What exactly happens when both $\frac{\mathrm{d}y}{\mathrm{d}t}$ and $\frac{\mathrm{d}x}{\mathrm{d}t}$ equal zero?
I know that if $\frac{\mathrm{d}y}{\mathrm{d}t} =0$ then its a vertical tangent with $\frac{\mathrm{d}x}{\mathrm{d}t} \neq 0$
and if $\frac{\mathrm{d}x}{\mathrm{d}t}=0$ then its a horizontal tangent if $\frac{\mathrm{d}y}{\mathrm{d}t}\neq 0$.
Do you apply L'Hoptial rule to see if it is a tangent?
$$\dfrac{dy}{dx} = \dfrac{\frac {dy}{dt}}{\frac{dx}{dt}}$$
In your case, that means $\dfrac{dy}{dx}$ is of indeterminant form.

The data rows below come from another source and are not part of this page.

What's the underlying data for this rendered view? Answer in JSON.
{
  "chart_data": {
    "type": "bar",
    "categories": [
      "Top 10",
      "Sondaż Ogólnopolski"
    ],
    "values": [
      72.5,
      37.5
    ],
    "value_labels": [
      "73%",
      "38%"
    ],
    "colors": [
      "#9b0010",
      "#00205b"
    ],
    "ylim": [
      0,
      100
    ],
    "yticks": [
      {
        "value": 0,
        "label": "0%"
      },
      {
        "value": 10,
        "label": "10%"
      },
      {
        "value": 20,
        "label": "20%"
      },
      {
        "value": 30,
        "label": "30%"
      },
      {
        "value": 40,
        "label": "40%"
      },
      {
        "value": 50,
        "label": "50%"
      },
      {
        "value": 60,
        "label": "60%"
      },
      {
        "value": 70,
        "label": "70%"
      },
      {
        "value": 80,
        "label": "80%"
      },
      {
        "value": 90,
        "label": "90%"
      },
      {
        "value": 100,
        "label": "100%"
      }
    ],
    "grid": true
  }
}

If both derivatives are zero, the tangent vector does not have a well-defined direction; in physical terms this indicates that the moving point has "slowed down" to a halt at the time $t$.
In this case, I would express the parametrization as a function of $x$ by solving for $t$ in the parametrization of $x(t)$, and substituting $t(x)$ into the parametrization of $y$ to get an equation in terms of $x$ and $y$, then differentiate to find $dy/dx$ directly.